From endomorphisms of rank 1 of the full transformation semigroup $[n]^{[n]}$ or idempotents in $[n]^{[n]}$, we have $$c_n:=\sum_{m=1}^n\binom{n}mm^{n-m}.$$ Denote the $2$-adic valuation of $x$ by $\nu_2(x)$.
QUESTION. Is it true that $\nu_2(c_n)=\nu_2(n-1)$, for $n\geq2$?
Yes, this is true. The idea is to get $n-1$ out of the sum as a multiple.
We have $$c_n=1+\sum_{m=1}^{n-1}m{n\choose m}m^{n-1-m}=1+\sum_{m=1}^{n-1}n{n-1\choose m-1}m^{n-1-m}$$ We see that if $n$ is even, then $c_n$ is odd.
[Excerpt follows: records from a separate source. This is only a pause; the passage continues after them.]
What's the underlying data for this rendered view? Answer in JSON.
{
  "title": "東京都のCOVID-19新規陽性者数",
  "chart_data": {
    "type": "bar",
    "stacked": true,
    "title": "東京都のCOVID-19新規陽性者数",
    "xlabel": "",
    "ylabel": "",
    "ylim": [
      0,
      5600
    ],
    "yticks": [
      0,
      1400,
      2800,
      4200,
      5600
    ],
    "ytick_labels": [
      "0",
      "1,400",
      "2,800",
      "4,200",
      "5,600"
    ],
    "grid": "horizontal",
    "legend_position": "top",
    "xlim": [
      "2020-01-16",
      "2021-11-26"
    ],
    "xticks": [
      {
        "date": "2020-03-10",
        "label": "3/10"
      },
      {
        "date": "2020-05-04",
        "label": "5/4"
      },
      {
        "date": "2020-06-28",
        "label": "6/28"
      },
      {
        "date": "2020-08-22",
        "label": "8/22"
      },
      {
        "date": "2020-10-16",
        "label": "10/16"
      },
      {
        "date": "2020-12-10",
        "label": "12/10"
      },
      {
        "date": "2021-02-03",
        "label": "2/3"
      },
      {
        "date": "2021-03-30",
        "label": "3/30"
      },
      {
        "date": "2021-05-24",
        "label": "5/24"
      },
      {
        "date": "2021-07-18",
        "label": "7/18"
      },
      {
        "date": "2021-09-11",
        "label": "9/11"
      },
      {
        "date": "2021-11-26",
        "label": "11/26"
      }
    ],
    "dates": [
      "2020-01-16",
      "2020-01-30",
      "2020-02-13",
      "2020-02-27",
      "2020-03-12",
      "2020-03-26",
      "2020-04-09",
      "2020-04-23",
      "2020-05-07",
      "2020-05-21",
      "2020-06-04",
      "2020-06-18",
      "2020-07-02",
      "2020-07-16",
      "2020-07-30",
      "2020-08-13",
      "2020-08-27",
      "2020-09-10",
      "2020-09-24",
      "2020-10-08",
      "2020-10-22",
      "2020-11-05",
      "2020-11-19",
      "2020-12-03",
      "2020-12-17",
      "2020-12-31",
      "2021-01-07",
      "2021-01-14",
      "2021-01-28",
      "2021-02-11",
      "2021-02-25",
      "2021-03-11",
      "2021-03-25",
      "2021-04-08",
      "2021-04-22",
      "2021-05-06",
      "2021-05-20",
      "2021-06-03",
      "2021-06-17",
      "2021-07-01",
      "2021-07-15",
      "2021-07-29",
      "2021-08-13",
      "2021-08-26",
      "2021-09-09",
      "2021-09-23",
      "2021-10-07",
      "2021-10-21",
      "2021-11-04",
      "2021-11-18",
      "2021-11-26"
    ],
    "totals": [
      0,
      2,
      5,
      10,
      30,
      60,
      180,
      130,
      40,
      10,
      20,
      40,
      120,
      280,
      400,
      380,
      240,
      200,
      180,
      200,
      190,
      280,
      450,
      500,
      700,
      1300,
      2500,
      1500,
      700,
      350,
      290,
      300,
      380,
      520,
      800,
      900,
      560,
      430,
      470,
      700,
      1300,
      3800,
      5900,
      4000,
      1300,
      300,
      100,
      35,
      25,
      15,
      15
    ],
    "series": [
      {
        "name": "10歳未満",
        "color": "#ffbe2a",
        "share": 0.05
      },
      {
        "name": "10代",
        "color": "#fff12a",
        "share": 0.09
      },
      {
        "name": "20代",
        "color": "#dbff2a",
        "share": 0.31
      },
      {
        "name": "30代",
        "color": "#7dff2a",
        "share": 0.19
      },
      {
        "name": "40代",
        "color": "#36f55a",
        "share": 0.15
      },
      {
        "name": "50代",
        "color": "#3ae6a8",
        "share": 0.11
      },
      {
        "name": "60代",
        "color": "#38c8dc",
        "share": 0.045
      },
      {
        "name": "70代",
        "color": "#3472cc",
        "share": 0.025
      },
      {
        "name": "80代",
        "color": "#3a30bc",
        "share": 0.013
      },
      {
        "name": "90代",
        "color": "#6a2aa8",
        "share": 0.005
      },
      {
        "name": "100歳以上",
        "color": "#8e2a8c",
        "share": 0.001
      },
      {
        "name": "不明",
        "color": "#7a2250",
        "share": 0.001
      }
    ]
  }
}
Now let $n>1$ be odd. Then proceed this way:$$c_n=1+n\sum_{m=1}^{n-1}{n-1\choose m-1}+n\sum_{m=2}^{n-2}{n-1\choose m-1}(m^{n-1-m}-1)\\=1+n(2^{n-1}-1)+n(n-1)\sum_{m=2}^{n-2}{n-2\choose m-2}\cdot \frac{m^{n-1-m}-1}{m-1}\\=:1+n(2^{n-1}-1)+n(n-1)A.$$ Modulo 2 we have $$\frac{m^{n-1-m}-1}{m-1}=1+m+\ldots+m^{n-m-2}\equiv 1+m(n-m-2)\equiv 1,$$ so $$ A\equiv \sum_{m=2}^{n-2} {n-2\choose m-2}=2^{n-2}-1-(n-2)\equiv 0\pmod 2. $$ Then $c_n=(1-n)+(n2^{n-1})+n(n-1)A$, and $1-n$ has 2-adic valuation strictly smaller than two other summands, thus $\nu_2(c_n)=\nu_2(1-n)$.